SHELTON AND WALLER, HOWEVER, WOULD LIKELY END UP IN THE SAME PLACE POLICY-WISE

Waller and Shelton, above. Two fresh nominees. Same “Inflate or Die” agenda. But in Dr. Shelton’s case, with so thoughtful a rationale behind it as to be doomed to failure?

The irony of all this is that the Fed as an institution is at a crossroads; and its bag of tricks to ameliorate any coming economic weakness or market shocks is admittedly nearly empty. At such a time—as I wrote last summer, when the president first voiced his desire for Waller and Shelton to fill those two empty chairs on the Fed’s Board of Governors— somebody has to come up with both the game plan and sales pitch for what comes next.

               And perhaps it’s appropriate (as those two quotes at the beginning of this piece suggest) that a Dr.
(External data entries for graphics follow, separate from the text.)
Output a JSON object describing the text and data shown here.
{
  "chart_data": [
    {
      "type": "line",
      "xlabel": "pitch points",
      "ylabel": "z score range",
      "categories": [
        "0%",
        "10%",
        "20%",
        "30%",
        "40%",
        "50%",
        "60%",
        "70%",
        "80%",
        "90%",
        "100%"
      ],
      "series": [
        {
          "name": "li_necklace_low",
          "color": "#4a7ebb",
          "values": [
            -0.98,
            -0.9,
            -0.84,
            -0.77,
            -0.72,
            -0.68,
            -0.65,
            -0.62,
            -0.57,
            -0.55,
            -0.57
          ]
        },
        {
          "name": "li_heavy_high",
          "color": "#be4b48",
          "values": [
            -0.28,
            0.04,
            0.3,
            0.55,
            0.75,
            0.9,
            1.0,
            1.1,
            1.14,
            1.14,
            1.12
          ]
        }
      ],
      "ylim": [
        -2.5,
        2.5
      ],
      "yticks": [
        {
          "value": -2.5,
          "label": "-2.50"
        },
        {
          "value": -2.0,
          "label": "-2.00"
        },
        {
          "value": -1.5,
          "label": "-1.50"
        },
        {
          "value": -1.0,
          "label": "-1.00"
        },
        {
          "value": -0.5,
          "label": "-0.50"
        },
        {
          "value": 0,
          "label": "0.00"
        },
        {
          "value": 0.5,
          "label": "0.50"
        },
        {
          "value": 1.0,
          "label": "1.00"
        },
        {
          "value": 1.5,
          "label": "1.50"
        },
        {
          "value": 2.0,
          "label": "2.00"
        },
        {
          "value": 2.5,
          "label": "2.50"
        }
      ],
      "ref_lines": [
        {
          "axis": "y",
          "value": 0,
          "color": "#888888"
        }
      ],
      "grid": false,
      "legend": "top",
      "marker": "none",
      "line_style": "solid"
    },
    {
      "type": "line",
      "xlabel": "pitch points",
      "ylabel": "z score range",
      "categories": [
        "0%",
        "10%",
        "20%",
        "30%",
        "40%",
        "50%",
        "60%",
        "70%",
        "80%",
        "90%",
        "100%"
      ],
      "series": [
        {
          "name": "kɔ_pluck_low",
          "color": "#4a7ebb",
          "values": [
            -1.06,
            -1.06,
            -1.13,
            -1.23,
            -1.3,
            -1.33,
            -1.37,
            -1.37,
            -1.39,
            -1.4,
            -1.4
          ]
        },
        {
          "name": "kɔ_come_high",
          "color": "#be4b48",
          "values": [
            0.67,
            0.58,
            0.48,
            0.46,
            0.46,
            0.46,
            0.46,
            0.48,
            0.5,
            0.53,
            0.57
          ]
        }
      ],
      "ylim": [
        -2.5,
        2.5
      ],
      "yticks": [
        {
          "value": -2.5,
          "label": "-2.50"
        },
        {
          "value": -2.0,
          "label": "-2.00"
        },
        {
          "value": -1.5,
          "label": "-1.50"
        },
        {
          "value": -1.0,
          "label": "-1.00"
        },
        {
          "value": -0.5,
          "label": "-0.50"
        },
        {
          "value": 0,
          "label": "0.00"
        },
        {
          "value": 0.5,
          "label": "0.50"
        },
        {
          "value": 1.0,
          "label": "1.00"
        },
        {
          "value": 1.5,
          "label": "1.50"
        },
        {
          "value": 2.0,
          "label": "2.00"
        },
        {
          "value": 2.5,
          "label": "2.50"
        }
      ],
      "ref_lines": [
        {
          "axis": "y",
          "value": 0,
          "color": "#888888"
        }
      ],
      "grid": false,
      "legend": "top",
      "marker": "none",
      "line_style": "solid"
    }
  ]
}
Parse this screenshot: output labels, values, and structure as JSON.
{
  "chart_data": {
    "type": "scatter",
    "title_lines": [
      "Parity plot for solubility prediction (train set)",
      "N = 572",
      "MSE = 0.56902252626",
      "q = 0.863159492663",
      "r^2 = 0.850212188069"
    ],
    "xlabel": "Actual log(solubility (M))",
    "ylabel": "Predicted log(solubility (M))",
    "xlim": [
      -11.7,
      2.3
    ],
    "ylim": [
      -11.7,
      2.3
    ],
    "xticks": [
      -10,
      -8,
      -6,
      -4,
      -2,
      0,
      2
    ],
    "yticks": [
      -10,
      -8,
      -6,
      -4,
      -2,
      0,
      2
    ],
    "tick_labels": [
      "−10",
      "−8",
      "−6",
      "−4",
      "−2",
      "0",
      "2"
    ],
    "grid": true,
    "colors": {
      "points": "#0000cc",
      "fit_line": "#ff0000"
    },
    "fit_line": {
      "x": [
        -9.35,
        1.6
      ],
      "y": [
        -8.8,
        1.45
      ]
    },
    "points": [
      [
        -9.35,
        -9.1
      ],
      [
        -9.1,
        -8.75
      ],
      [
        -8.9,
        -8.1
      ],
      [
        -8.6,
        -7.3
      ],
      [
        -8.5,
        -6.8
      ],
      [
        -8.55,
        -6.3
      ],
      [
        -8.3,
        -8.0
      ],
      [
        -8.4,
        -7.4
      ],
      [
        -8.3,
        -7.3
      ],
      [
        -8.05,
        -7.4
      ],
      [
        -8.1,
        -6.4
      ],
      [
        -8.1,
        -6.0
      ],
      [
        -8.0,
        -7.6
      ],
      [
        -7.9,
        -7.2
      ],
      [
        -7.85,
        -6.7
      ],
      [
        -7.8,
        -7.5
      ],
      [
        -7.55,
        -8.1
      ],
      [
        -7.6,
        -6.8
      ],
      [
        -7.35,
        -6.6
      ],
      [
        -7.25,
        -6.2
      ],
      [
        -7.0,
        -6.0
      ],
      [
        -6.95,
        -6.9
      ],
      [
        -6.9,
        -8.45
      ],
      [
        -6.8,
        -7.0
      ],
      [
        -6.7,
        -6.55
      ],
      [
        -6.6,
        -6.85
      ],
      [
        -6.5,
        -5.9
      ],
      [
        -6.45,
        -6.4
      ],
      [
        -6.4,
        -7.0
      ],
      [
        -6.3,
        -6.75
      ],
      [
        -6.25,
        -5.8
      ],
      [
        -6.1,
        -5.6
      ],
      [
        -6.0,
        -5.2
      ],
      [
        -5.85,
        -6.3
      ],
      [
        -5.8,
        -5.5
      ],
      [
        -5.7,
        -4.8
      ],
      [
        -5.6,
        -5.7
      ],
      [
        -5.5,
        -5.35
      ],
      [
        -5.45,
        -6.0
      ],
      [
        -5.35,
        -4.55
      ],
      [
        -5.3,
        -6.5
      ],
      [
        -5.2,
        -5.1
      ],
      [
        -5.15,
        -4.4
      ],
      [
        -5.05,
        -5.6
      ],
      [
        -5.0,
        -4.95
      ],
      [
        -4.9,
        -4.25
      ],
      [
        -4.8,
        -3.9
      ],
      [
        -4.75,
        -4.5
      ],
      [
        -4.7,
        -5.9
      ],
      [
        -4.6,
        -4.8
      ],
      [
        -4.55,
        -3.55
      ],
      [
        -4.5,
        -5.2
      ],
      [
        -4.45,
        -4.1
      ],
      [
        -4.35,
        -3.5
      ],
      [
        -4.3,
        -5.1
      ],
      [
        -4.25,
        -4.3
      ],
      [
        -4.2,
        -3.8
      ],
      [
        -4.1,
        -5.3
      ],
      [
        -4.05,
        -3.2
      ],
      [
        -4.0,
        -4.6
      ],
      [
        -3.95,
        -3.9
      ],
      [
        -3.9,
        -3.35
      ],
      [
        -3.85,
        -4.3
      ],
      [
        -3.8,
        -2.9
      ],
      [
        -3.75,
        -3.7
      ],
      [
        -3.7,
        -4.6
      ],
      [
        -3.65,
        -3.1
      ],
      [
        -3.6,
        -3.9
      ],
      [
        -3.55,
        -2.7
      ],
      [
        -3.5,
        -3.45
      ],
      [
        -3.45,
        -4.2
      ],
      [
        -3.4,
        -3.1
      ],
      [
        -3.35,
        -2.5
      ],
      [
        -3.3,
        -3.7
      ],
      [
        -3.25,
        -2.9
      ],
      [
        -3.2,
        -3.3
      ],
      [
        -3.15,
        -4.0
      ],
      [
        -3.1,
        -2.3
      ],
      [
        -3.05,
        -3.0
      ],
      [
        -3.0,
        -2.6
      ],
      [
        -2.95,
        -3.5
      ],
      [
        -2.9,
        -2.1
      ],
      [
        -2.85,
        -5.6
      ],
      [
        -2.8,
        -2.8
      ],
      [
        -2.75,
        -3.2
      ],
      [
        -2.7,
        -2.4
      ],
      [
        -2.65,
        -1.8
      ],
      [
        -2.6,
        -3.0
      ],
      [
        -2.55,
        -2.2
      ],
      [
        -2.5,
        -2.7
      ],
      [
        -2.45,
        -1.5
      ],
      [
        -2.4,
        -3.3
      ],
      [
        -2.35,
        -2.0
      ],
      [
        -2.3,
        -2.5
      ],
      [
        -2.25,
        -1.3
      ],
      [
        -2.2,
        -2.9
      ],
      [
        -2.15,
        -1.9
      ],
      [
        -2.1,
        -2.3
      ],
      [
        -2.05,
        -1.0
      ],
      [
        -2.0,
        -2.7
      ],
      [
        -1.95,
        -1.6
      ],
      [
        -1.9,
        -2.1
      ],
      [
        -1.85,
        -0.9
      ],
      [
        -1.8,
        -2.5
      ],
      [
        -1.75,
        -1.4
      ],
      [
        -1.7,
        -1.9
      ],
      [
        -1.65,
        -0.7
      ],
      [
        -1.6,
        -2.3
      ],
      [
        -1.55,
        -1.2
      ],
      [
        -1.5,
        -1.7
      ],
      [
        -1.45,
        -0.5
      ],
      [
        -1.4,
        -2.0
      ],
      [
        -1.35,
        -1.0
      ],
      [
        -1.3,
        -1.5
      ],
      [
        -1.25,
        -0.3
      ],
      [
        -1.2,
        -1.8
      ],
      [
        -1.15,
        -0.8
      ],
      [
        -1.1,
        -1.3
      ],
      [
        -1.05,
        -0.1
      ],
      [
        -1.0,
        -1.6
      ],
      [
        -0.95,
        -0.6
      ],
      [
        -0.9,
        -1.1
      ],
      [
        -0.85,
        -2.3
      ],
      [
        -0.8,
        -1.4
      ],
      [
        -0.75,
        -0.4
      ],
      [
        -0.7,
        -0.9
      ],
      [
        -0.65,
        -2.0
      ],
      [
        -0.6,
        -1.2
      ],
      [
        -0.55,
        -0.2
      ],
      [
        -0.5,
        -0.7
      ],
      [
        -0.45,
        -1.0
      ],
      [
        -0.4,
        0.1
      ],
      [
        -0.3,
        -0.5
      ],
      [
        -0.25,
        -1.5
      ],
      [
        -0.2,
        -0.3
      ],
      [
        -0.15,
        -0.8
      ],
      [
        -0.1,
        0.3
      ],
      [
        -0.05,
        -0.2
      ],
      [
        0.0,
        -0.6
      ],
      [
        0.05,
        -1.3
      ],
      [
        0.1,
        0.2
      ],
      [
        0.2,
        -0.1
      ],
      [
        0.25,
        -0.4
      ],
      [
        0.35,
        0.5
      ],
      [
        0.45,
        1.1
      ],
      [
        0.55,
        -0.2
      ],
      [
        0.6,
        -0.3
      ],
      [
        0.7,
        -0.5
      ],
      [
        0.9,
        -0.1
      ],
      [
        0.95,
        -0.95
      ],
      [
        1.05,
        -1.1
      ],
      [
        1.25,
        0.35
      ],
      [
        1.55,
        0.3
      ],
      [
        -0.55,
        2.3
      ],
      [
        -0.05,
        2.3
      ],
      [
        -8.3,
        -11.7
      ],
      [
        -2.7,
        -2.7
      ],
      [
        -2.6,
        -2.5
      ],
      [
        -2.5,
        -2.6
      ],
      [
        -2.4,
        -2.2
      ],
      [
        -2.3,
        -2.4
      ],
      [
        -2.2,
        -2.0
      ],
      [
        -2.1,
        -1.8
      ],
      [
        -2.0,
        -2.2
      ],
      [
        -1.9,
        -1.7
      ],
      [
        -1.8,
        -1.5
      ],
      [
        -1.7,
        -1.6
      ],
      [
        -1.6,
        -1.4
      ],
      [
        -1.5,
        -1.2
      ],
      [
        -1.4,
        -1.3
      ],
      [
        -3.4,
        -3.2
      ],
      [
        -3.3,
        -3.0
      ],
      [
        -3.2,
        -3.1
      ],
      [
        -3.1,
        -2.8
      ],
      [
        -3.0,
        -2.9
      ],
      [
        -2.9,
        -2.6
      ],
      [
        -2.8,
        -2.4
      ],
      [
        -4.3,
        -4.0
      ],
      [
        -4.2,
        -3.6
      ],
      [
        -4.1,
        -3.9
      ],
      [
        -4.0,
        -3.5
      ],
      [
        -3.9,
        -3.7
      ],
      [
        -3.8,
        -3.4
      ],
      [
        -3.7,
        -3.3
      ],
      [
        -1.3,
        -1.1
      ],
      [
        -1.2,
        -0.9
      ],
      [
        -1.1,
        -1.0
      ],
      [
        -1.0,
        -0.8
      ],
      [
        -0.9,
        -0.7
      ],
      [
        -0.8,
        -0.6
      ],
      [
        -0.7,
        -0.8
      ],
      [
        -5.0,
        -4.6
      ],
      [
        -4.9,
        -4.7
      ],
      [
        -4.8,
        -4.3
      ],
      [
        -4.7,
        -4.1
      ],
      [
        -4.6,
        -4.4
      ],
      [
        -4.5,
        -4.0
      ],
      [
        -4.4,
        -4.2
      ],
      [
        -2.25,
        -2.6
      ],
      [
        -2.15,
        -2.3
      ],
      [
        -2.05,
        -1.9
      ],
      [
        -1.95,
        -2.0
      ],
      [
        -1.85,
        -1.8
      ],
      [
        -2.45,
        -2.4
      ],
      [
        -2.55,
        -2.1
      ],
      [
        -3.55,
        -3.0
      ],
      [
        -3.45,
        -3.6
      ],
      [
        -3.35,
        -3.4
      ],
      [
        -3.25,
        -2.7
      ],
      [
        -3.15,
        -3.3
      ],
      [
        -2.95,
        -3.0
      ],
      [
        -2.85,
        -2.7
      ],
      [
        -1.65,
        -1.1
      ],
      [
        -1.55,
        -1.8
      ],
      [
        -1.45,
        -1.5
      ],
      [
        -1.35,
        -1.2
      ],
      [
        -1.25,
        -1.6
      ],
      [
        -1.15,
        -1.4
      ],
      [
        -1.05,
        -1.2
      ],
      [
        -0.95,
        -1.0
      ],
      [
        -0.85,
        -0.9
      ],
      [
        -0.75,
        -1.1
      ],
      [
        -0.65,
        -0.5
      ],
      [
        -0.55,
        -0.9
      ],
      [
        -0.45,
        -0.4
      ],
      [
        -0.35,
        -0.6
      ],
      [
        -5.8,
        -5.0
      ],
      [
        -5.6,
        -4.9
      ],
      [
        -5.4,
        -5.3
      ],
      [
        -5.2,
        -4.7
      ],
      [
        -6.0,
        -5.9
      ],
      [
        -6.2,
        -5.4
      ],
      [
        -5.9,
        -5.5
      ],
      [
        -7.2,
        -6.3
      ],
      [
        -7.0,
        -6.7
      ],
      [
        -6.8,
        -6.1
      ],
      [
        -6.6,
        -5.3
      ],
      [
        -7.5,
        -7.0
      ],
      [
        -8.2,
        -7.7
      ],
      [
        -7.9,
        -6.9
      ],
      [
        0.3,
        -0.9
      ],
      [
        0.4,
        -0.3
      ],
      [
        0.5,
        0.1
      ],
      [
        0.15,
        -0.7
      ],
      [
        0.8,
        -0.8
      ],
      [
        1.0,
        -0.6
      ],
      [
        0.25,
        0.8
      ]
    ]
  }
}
Judy Shelton is rejected. It matters not that—for the most part—the Dr. Shelton of 2020 would arguably be even more of a monetary “dove” perhaps than even Waller (who will be one also.) In her specific case she can at least ably explain WHY, notwithstanding her previously-held views to the contrary (for more on this, listen in on a podcast I did following the hearing that went into more detail: it’s at http://www.kereport.com/2020/02/13/judy-sheldon-has-some-good-ideas-for-the-fed-but-her-confirmation-hearing-is-not-going-smoothly/)

               In the end, Democrat senators (who would be lionizing her had she been appointed by a Democrat president and expressed the SAME policy goals on interest rates and the dollar she is now) will oppose her for no other reason than that she is a Trump appointee. And in the case of some of the double-minded Republicans who may end up killing her nomination, do they really want us to believe that they are somehow for sound money? Give me a break.